Once you start to dig into the cases, it becomes really clear why there is an abundance of fraud within the supply chain and why it’s complicated to untangle it with today’s standard Customs checks.





Nobody openly declares that they’re importing cheap knock-offs. So counterfeiters use common customs fraud practices of misdeclaration and misclassification of goods to get past today’s customs checks. Misdeclaration is when imported goods are overtly declared as something they’re not. It can be something as glaring as a container of Gucci bags being declared as a container of rice. Misclassification is when importers use inadequate or manipulated HS codes to present a legitimate declaration form that’s just slightly off. Think of a container of Gucci bags being declared as just, leather bags. These tactics cost customs almost $22 billion a year in lost revenues.


Part of the difficulty for authorities like the HMRC is that only 1% of all traded goods are actually physically inspected. Since the percentage is that small, the majority of their efforts are going to be focused on using their limited data to flag more blatant fraud, rather than containers that seem legitimate apart from a small change in HS code classification, making it relatively easy to get counterfeit goods past border checks, even in the most advanced countries. Standard checks are still mostly limited to analyzing just the shipper or importer directly involved, alongside a basic goods analysis. With luxury counterfeits items, especially the ones that look almost identical to the real thing, you need much more transparency into other connected actors and earlier stages of the supply chain, as well as more refined inspection of the good’s properties to detect the irregularity. Items like drugs also sit much higher on the priority list of customs agents, who are more equipped to inspect & detect narcotics than identical ‘Gucci’ bag duplicates.




AI-driven shipment vetting technology now makes it possible for customs agencies who were only checking 1% of cargo, to essentially check 100% of cargo.


This new way of digitally inspecting shipments provides full and comprehensive supply chain visibility to flag origin fraud, misdeclared and misclassified shipments, forced labor and any other indicative fraud patterns that are typically associated with counterfeit goods, to enable customs to fight back and stop them from infiltrating the consumer chain.
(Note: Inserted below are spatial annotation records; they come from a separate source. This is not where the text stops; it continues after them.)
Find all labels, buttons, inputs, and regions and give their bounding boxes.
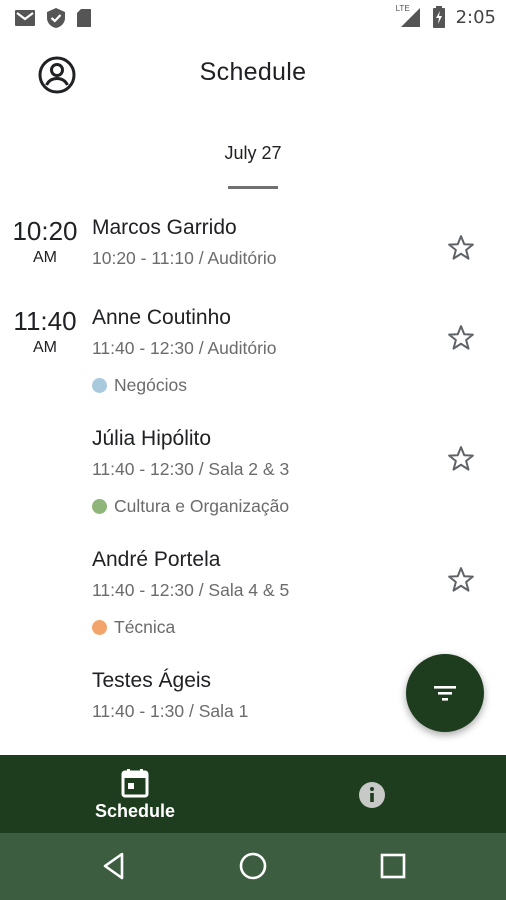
session-meta: 10:20 - 11:10 / Auditório [92, 248, 277, 268]
system-home-button[interactable] [236, 849, 270, 883]
session-title: Anne Coutinho [92, 306, 231, 329]
date-tab-label: July 27 [224, 143, 282, 163]
time-header-time: 11:40 [13, 306, 77, 336]
session-item[interactable]: Júlia Hipólito 11:40 - 12:30 / Sala 2 & … [92, 427, 506, 527]
star-outline-icon [448, 567, 474, 592]
status-time: 2:05 [455, 6, 496, 28]
status-bar: LTE 2:05 [0, 0, 506, 36]
calendar-today-icon [121, 769, 149, 798]
tag-color-dot [92, 378, 107, 393]
star-outline-icon [448, 325, 474, 350]
time-header-ampm: AM [33, 249, 57, 266]
back-icon [103, 852, 124, 880]
shield-check-icon [47, 8, 65, 28]
session-item[interactable]: Anne Coutinho 11:40 - 12:30 / Auditório … [92, 306, 506, 406]
star-outline-icon [448, 446, 474, 471]
filter-list-icon [434, 686, 456, 701]
gmail-icon [15, 10, 35, 26]
selected-tab-indicator [228, 186, 278, 189]
page-title: Schedule [199, 58, 307, 86]
tag-label: Técnica [114, 617, 176, 637]
session-meta: 11:40 - 12:30 / Auditório [92, 338, 277, 358]
session-tag: Cultura e Organização [92, 496, 506, 517]
nav-item-schedule[interactable]: Schedule [80, 755, 190, 833]
system-back-button[interactable] [97, 849, 131, 883]
time-header: 10:20 AM [0, 216, 90, 267]
nav-item-info[interactable] [342, 767, 402, 823]
session-meta: 11:40 - 12:30 / Sala 4 & 5 [92, 580, 290, 600]
tab-date[interactable]: July 27 [200, 128, 306, 194]
bottom-navigation: Schedule [0, 755, 506, 833]
bookmark-button[interactable] [446, 444, 476, 474]
system-navigation-bar [0, 833, 506, 900]
session-title: Júlia Hipólito [92, 427, 212, 450]
session-meta: 11:40 - 12:30 / Sala 2 & 3 [92, 459, 290, 479]
bookmark-button[interactable] [446, 233, 476, 263]
tag-label: Negócios [114, 375, 187, 395]
session-title: André Portela [92, 548, 221, 571]
signal-icon: LTE [396, 4, 422, 28]
battery-icon [432, 6, 445, 28]
notification-icons [14, 7, 92, 29]
session-tag: Negócios [92, 375, 506, 396]
session-item[interactable]: Marcos Garrido 10:20 - 11:10 / Auditório [92, 216, 506, 286]
sd-card-icon [77, 9, 91, 27]
session-tag: Técnica [92, 617, 506, 638]
time-header-time: 10:20 [12, 216, 78, 246]
info-icon [359, 782, 385, 808]
system-recents-button[interactable] [376, 849, 410, 883]
tag-label: Cultura e Organização [114, 496, 290, 516]
bookmark-button[interactable] [446, 323, 476, 353]
time-header-ampm: AM [33, 339, 57, 356]
tag-color-dot [92, 620, 107, 635]
bookmark-button[interactable] [446, 565, 476, 595]
star-outline-icon [448, 235, 474, 260]
session-item[interactable]: André Portela 11:40 - 12:30 / Sala 4 & 5… [92, 548, 506, 648]
top-app-bar: Schedule [0, 36, 506, 112]
system-status: LTE 2:05 [396, 4, 496, 28]
recents-icon [380, 853, 406, 879]
home-icon [239, 852, 267, 880]
tag-color-dot [92, 499, 107, 514]
nav-label-schedule: Schedule [94, 801, 176, 821]
filter-fab[interactable] [406, 654, 484, 732]
time-header: 11:40 AM [0, 306, 90, 357]
session-title: Marcos Garrido [92, 216, 237, 239]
It has been pretty much impossible to check every product coming in – leaving the door wide open for customs fraud. But now, we are able to close the gap by collecting real-time digital information and analyzing it, enabling a new level of insight and automation. In different countries importers lie about different things (origin of goods, quality of goods and the nature of goods), but this technology has a global impact. And so, when customs import declarations are analyzed using digital shipment vetting technology, we can tell if there is a risk of counterfeit fraud without touching the container.